Initially,  I was tasked only with the morning visit of hospitalized patients, not really my main focus of specialization, but carried my duties with increasing fluidity. Some days, one of the ambulatory GPs was absent. They asked me to fill in. That, of course, was my forte. Soon enough, every time one was available, ambulatory consults were added to my routine. With the passing time, more colleagues were sent home, either for risk factors, or contagion.

Things progressed fast, and unknowingly I was seeing ambulatory care, hospitalization services, and sometimes those based at the symptomatic relief station. I even had to co-ordinate work (often supervised) in the COVID Tent, a kind of a non ICU improvised tent for oxygen-dependent noncritical cases. The adrenaline rush of those days, made them go fast, but I liked it.

The truth is, I was in as much uncertainty as the many patients who arrived. The escalation of treatment algorithms, the amount of workload, cases, deaths, and stress was seamless. Because of the problems first mentioned, the amount of self-medication, the pity treatments, and the fear of not doing enough, or of exposing non-COVID patients to undiagnosed cases, things got really hectic.
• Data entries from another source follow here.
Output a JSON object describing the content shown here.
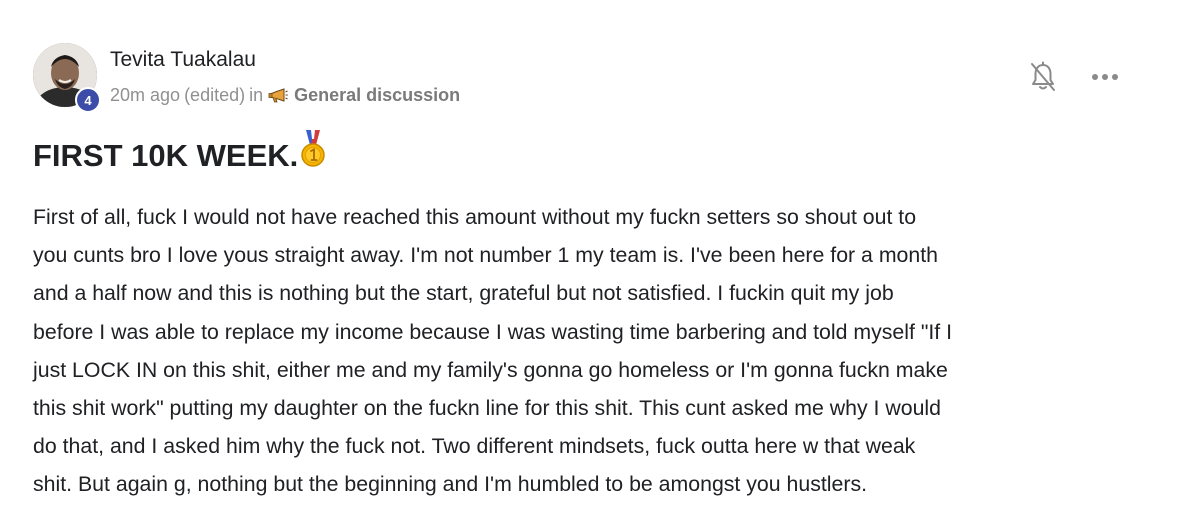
{
  "post": {
    "author": "Tevita Tuakalau",
    "level": "4",
    "time": "20m ago",
    "edited": "(edited)",
    "in_text": "in",
    "category_icon": "megaphone-icon",
    "category": "General discussion",
    "title": "FIRST 10K WEEK.",
    "title_icon": "gold-medal-icon",
    "body_lines": [
      "First of all, fuck I would not have reached this amount without my fuckn setters so shout out to",
      "you cunts bro I love yous straight away. I'm not number 1 my team is. I've been here for a month",
      "and a half now and this is nothing but the start, grateful but not satisfied. I fuckin quit my job",
      "before I was able to replace my income because I was wasting time barbering and told myself \"If I",
      "just LOCK IN on this shit, either me and my family's gonna go homeless or I'm gonna fuckn make",
      "this shit work\" putting my daughter on the fuckn line for this shit. This cunt asked me why I would",
      "do that, and I asked him why the fuck not. Two different mindsets, fuck outta here w that weak",
      "shit. But again g, nothing but the beginning and I'm humbled to be amongst you hustlers."
    ]
  },
  "actions": {
    "notify_icon": "bell-off-icon",
    "more_icon": "more-dots-icon"
  },
  "colors": {
    "badge": "#3b4da8",
    "meta_text": "#909090",
    "text": "#202124"
  }
}
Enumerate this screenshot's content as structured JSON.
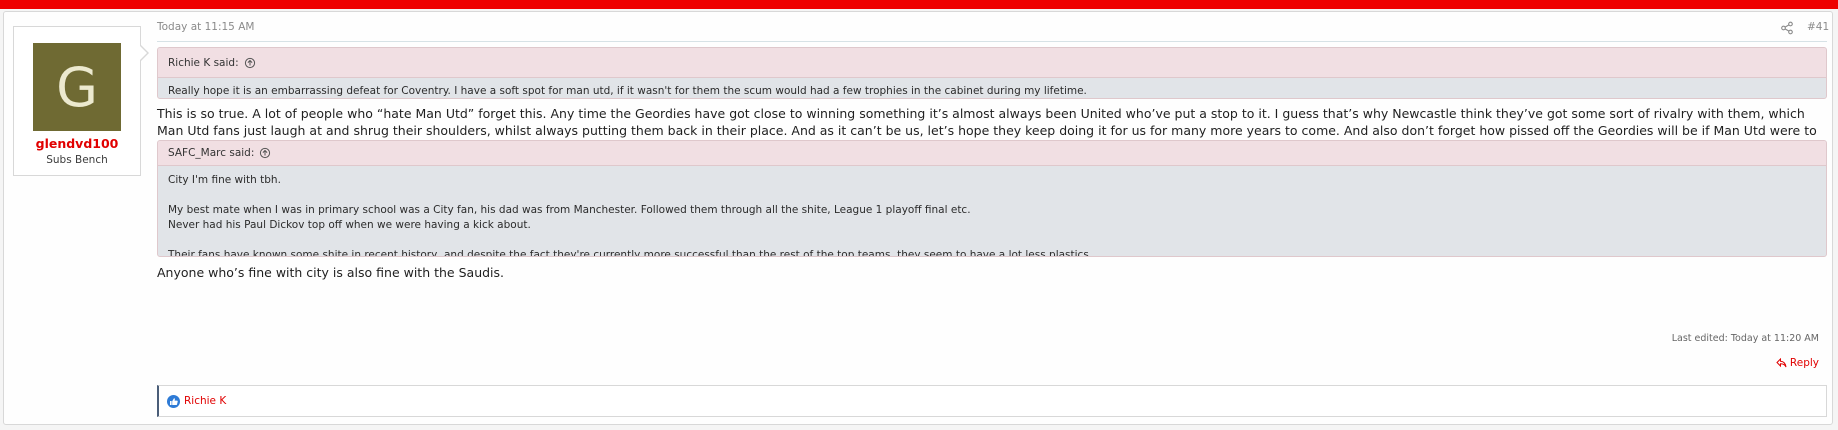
{
  "user": {
    "avatar_letter": "G",
    "username": "glendvd100",
    "title": "Subs Bench",
    "avatar_color": "#6f6a33"
  },
  "post": {
    "date": "Today at 11:15 AM",
    "number": "#41",
    "quotes": [
      {
        "author": "Richie K said:",
        "lines": [
          "Really hope it is an embarrassing defeat for Coventry. I have a soft spot for man utd, if it wasn't for them the scum would had a few trophies in the cabinet during my lifetime."
        ]
      },
      {
        "author": "SAFC_Marc said:",
        "lines": [
          "City I'm fine with tbh.",
          "",
          "My best mate when I was in primary school was a City fan, his dad was from Manchester. Followed them through all the shite, League 1 playoff final etc.",
          "Never had his Paul Dickov top off when we were having a kick about.",
          "",
          "Their fans have known some shite in recent history, and despite the fact they're currently more successful than the rest of the top teams, they seem to have a lot less plastics."
        ]
      }
    ],
    "message_1": "This is so true. A lot of people who “hate Man Utd” forget this. Any time the Geordies have got close to winning something it’s almost always been United who’ve put a stop to it. I guess that’s why Newcastle think they’ve got some sort of rivalry with them, which Man Utd fans just laugh at and shrug their shoulders, whilst always putting them back in their place. And as it can’t be us, let’s hope they keep doing it for us for many more years to come. And also don’t forget how pissed off the Geordies will be if Man Utd were to win the thing. So bonus points purely for that.",
    "message_2": "Anyone who’s fine with city is also fine with the Saudis.",
    "last_edited": "Last edited: Today at 11:20 AM",
    "reply_label": "Reply",
    "likes": "Richie K"
  },
  "icons": {
    "share": "share-icon",
    "quote_jump": "arrow-up-circle-icon",
    "reply": "reply-icon",
    "like": "thumbs-up-icon"
  },
  "colors": {
    "accent": "#e10000",
    "top_bar": "#ee0000"
  }
}
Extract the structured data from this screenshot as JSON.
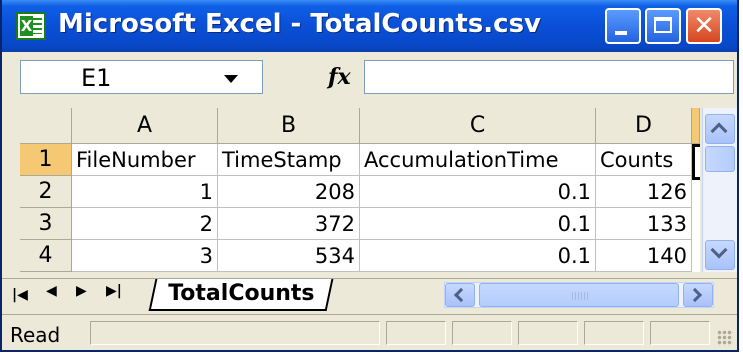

The incongruity between physicians even with my own emergency, was stressful. MINSA the head of heads of our 9 headed monster, unknowingly made said incongruity worse. We have had so much informality in our community it has even affected medical everyday practice, and the 9 heads fight each other. But between all that chaos every day, I have got to know some excellent colleagues even with the whole health system aflame, with the failed policies and the corruption scandals coming out even during the pandemic.

The mental health of the whole country was very unstable even before COVID-19. Due to the distrust in our own institutions, the scandals, and the inequalities, there was a sense of despondency and abandonment that was ubiquitous. During my days at the ambulatory care units, I got to confirm unofficially, that mental stress is as much of a problem as the amount of COVID-19 cases.

On a specific day, I have had to see 9 out of 10 patients in 4 hours of the emergency ambulatory services that arrive because of stress, depression and anxiety problems. Some very specifically, some with headache, heartburn, or palpitations. I have also observed that most non-specialist GPs and emergency specialists are ill-equipped to deal with such cases. It is not their fault though, it is a complex hospital, and we are in a health crisis.

The 9 heads keep fighting, money is funnelled from public funds, healthcare givers have no structural support system whatsoever, and the general population is left adrift. They are scared, unclear about their own health, and where to get help for their specific problems. Even diabetes, hypertension, oncologic and other chronic illnesses have, to a certain degree been neglected. So how does a country with so many problems at hand can manage?

I am left uncertain once more. People are starting to protest the confinement measures, crime has opened business once more. The repercussions of this time will probably last way longer than the pandemic. I can only hope, that at some point the 9 heads will get together, our institutions become stronger, and we as a country will learn from this all.